How, then, are we to categorise PF’s doctrine? His brand of petty-bourgeois dreaming is quite deeply-rooted in the intellectual tradition of this country, and harks back in many ways to Utopian writers such as Owen and Shelley, and to later socialists such as William Morris. The difference between the standpoint of PF and the standpoint of these writers, however, is that they represented views that were comparatively progressive, even revolutionary, in their time, whereas for PF in 1977 still to cling to errors they made is unpardonable. Much water has flowed under the bridge since their day, and many lessons have been learned through bitter experience.

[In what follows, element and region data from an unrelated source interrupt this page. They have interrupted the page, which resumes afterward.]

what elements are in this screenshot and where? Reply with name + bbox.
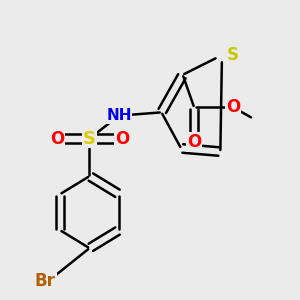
Text: S: S	[227, 46, 239, 64]
Text: S: S	[83, 130, 96, 148]
Text: O: O	[187, 133, 201, 151]
Text: O: O	[50, 130, 64, 148]
Text: NH: NH	[106, 108, 132, 123]
Text: Br: Br	[35, 272, 56, 290]
Text: S: S	[227, 46, 239, 64]
Text: O: O	[115, 130, 129, 148]
Text: O: O	[226, 98, 241, 116]
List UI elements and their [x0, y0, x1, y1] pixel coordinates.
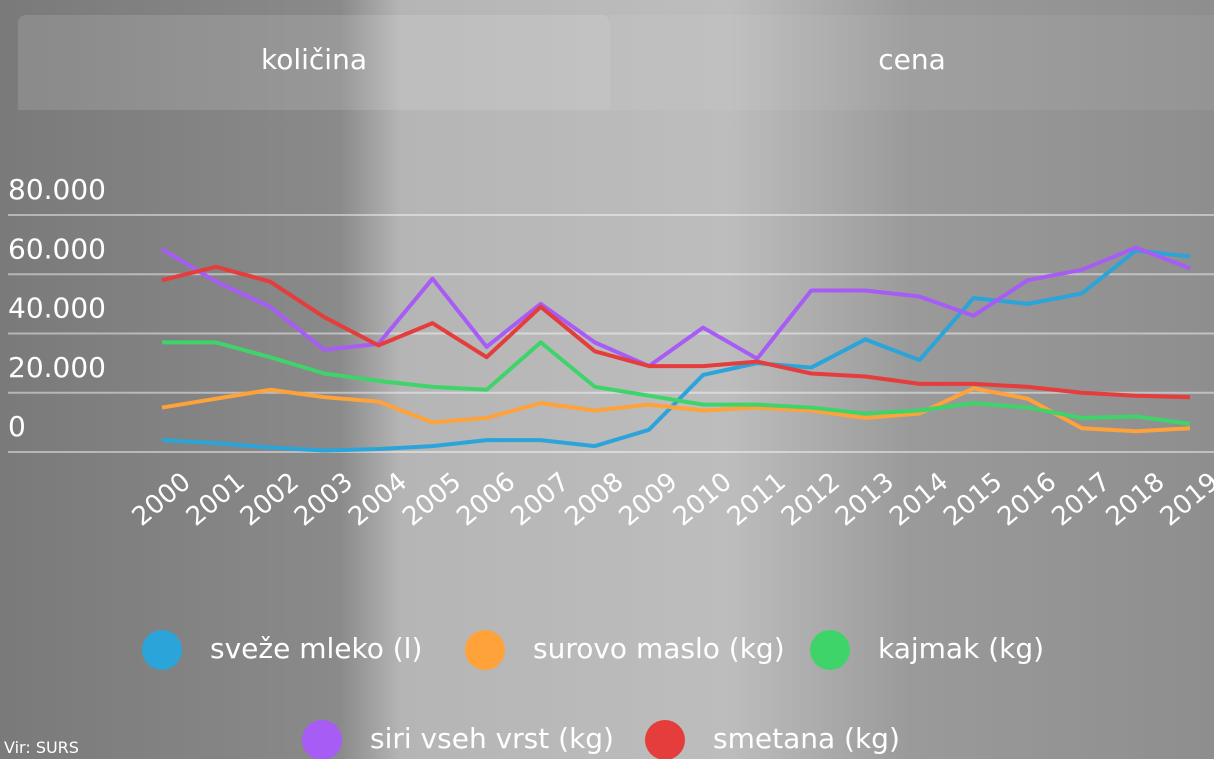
- x-tick-label: 2016: [992, 467, 1062, 533]
- y-tick-label: 60.000: [8, 232, 106, 265]
- legend-label: sveže mleko (l): [210, 632, 422, 665]
- x-tick-label: 2005: [397, 467, 467, 533]
- series-line: [162, 342, 1190, 423]
- x-tick-label: 2018: [1101, 467, 1171, 533]
- x-tick-label: 2009: [614, 467, 684, 533]
- legend-marker: [142, 630, 182, 670]
- x-tick-label: 2019: [1155, 467, 1214, 533]
- y-tick-label: 20.000: [8, 351, 106, 384]
- legend-marker: [465, 630, 505, 670]
- y-tick-label: 40.000: [8, 292, 106, 325]
- x-tick-label: 2002: [235, 467, 305, 533]
- y-tick-label: 0: [8, 410, 26, 443]
- legend-label: siri vseh vrst (kg): [370, 722, 614, 755]
- legend-marker: [810, 630, 850, 670]
- series-line: [162, 267, 1190, 397]
- y-tick-label: 80.000: [8, 173, 106, 206]
- legend-label: surovo maslo (kg): [533, 632, 785, 665]
- x-tick-label: 2001: [181, 467, 251, 533]
- x-tick-label: 2014: [884, 467, 954, 533]
- legend-marker: [302, 720, 342, 759]
- legend-label: smetana (kg): [713, 722, 900, 755]
- x-tick-label: 2000: [127, 467, 197, 533]
- x-tick-label: 2010: [668, 467, 738, 533]
- x-tick-label: 2008: [560, 467, 630, 533]
- x-tick-label: 2017: [1046, 467, 1116, 533]
- x-tick-label: 2013: [830, 467, 900, 533]
- x-tick-label: 2003: [289, 467, 359, 533]
- legend-label: kajmak (kg): [878, 632, 1044, 665]
- x-tick-label: 2007: [505, 467, 575, 533]
- x-tick-label: 2006: [451, 467, 521, 533]
- page: količina cena 020.00040.00060.00080.0002…: [0, 0, 1214, 759]
- x-tick-label: 2012: [776, 467, 846, 533]
- series-line: [162, 248, 1190, 367]
- x-tick-label: 2011: [722, 467, 792, 533]
- legend-marker: [645, 720, 685, 759]
- source-note: Vir: SURS: [4, 738, 79, 757]
- chart: 020.00040.00060.00080.000200020012002200…: [0, 0, 1214, 759]
- x-tick-label: 2015: [938, 467, 1008, 533]
- x-tick-label: 2004: [343, 467, 413, 533]
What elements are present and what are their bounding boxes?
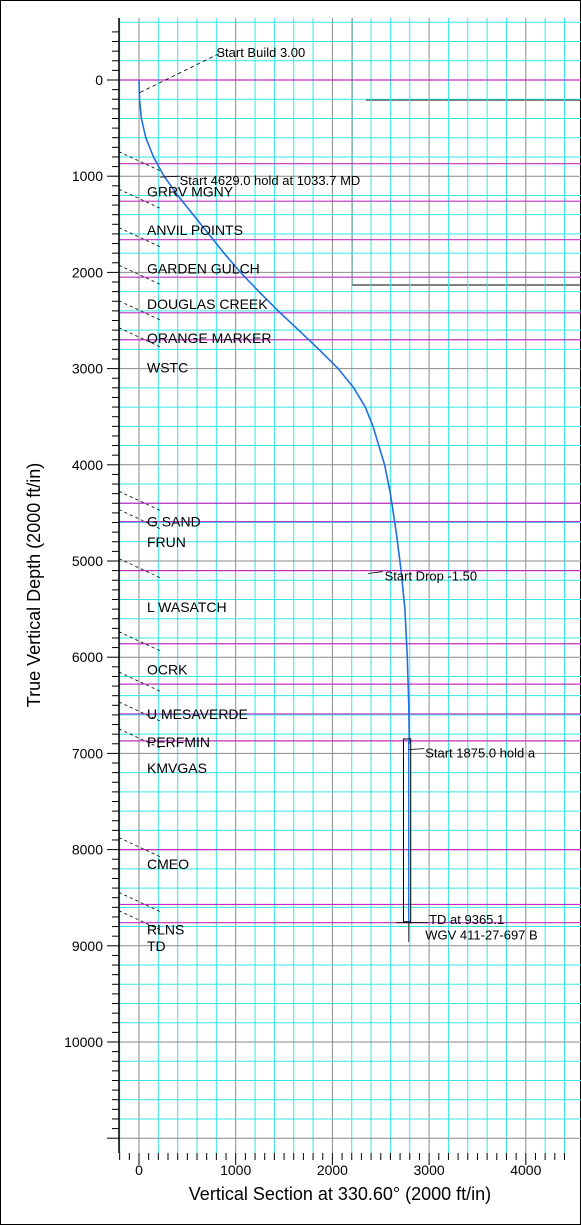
formation-label: L WASATCH bbox=[147, 599, 227, 615]
y-tick-label: 10000 bbox=[64, 1034, 103, 1050]
y-tick-label: 2000 bbox=[72, 264, 103, 280]
formation-label: KMVGAS bbox=[147, 760, 207, 776]
annotation-label: Start 4629.0 hold at 1033.7 MD bbox=[180, 173, 361, 188]
formation-tick bbox=[118, 892, 163, 913]
y-tick-label: 9000 bbox=[72, 938, 103, 954]
y-tick-label: 5000 bbox=[72, 553, 103, 569]
annotation-leader bbox=[139, 50, 225, 93]
inset-box bbox=[351, 18, 581, 286]
formation-tick bbox=[118, 837, 163, 858]
formation-labels: GRRV MGNY ANVIL POINTS GARDEN GULCH DOUGLAS… bbox=[147, 184, 271, 954]
formation-ticks bbox=[118, 151, 163, 932]
y-tick-label: 3000 bbox=[72, 361, 103, 377]
casing-rect bbox=[402, 738, 412, 923]
formation-label: G SAND bbox=[147, 514, 201, 530]
formation-tick bbox=[118, 188, 163, 210]
formation-label: ANVIL POINTS bbox=[147, 222, 243, 238]
x-tick-label: 2000 bbox=[317, 1162, 348, 1178]
annotation-leader bbox=[408, 748, 425, 750]
y-tick-label: 4000 bbox=[72, 457, 103, 473]
formation-tick bbox=[118, 728, 163, 750]
y-tick-label: 0 bbox=[95, 72, 103, 88]
casing-box bbox=[402, 738, 412, 923]
series bbox=[138, 79, 411, 744]
y-tick-label: 1000 bbox=[72, 168, 103, 184]
formation-tick bbox=[118, 701, 163, 723]
formation-tick bbox=[118, 558, 163, 579]
formation-tick bbox=[118, 671, 163, 693]
y-axis: 0 1000 2000 3000 4000 5000 6000 7000 8000 9000 100… bbox=[64, 31, 119, 1139]
y-tick-label: 8000 bbox=[72, 842, 103, 858]
annotation-leader bbox=[368, 571, 383, 574]
formation-label: GRRV MGNY bbox=[147, 184, 234, 200]
formation-tick bbox=[118, 910, 163, 932]
formation-label: WSTC bbox=[147, 360, 188, 376]
y-axis-title: True Vertical Depth (2000 ft/in) bbox=[24, 463, 44, 707]
x-tick-label: 3000 bbox=[414, 1162, 445, 1178]
x-axis-title: Vertical Section at 330.60° (2000 ft/in) bbox=[189, 1184, 491, 1204]
formation-label: ORANGE MARKER bbox=[147, 330, 271, 346]
y-tick-label: 6000 bbox=[72, 649, 103, 665]
formation-label: CMEO bbox=[147, 856, 189, 872]
formation-tick bbox=[118, 490, 163, 512]
well-path-line bbox=[138, 79, 411, 744]
formation-tick bbox=[118, 327, 163, 349]
y-tick-label: 7000 bbox=[72, 745, 103, 761]
formation-label: RLNS bbox=[147, 921, 184, 937]
annotation-label: Start Build 3.00 bbox=[216, 45, 305, 60]
annotation-label: Start 1875.0 hold a bbox=[425, 745, 536, 760]
annotation-label: WGV 411-27-697 B bbox=[425, 927, 537, 942]
formation-label: DOUGLAS CREEK bbox=[147, 296, 268, 312]
formation-tick bbox=[118, 264, 163, 286]
x-tick-label: 0 bbox=[135, 1162, 143, 1178]
formation-label: GARDEN GULCH bbox=[147, 261, 260, 277]
formation-tick bbox=[118, 509, 163, 530]
formation-label: FRUN bbox=[147, 534, 186, 550]
x-tick-label: 1000 bbox=[220, 1162, 251, 1178]
formation-tick bbox=[118, 631, 163, 653]
formation-label: OCRK bbox=[147, 662, 188, 678]
formation-tick bbox=[118, 227, 163, 249]
formation-tick bbox=[118, 300, 163, 322]
formation-tick bbox=[118, 151, 163, 173]
formation-label: PERFMIN bbox=[147, 734, 210, 750]
annotation-label: Start Drop -1.50 bbox=[385, 568, 478, 583]
annotations: Start Build 3.00 Start 4629.0 hold at 103… bbox=[139, 45, 538, 942]
x-tick-label: 4000 bbox=[510, 1162, 541, 1178]
formation-label: TD bbox=[147, 938, 166, 954]
annotation-leader bbox=[160, 175, 180, 178]
x-axis: 0 1000 2000 3000 4000 bbox=[119, 1153, 565, 1178]
formation-label: U MESAVERDE bbox=[147, 706, 248, 722]
formation-lines bbox=[119, 79, 581, 924]
annotation-label: TD at 9365.1 bbox=[429, 912, 504, 927]
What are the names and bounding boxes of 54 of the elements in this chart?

Were Owen and Shelley still alive today, they would be eager to learn and apply these lessons, and PF does them no justice by clinging to those aspects of their outlook that that have been shown by history to have been erroneous. PF can, then, be broadly categorised as a petty-bourgeois Utopian of a quaintly old-fashioned nature, up-dated as far as the 1930s with a smattering of Trotskyism, but up-dated no further.

In short, PF’s doctrine is an opportunist amalgam of heterogeneous elements, into which anything is ’incorporated’ that he feels might function as bait to attract potential recruits into the SWP. To what extent does PF’s own particular mish-mash reflect the ideas current in the SWP as a whole? Our experience is that, while of course in an ultra-liberal organisation like the SWP each has his own individual doctrinal recipe. PF’s doctrine is a pretty good example. It reflects most of the characteristic errors to be found in the SWP, and where it does leave gaps in this respect, we have tried to fill them in for him. We feel justified, therefore, in placing responsibility for this travesty of socialism not only on PF himself but also on Chris Harman, Tony Cliff, Margaret Renn, Laurie Flynn, Geoff Ellen, and Jim Nichol who read and “improved’” his pamphlet, and beyond them on the SWP as a whole which published it.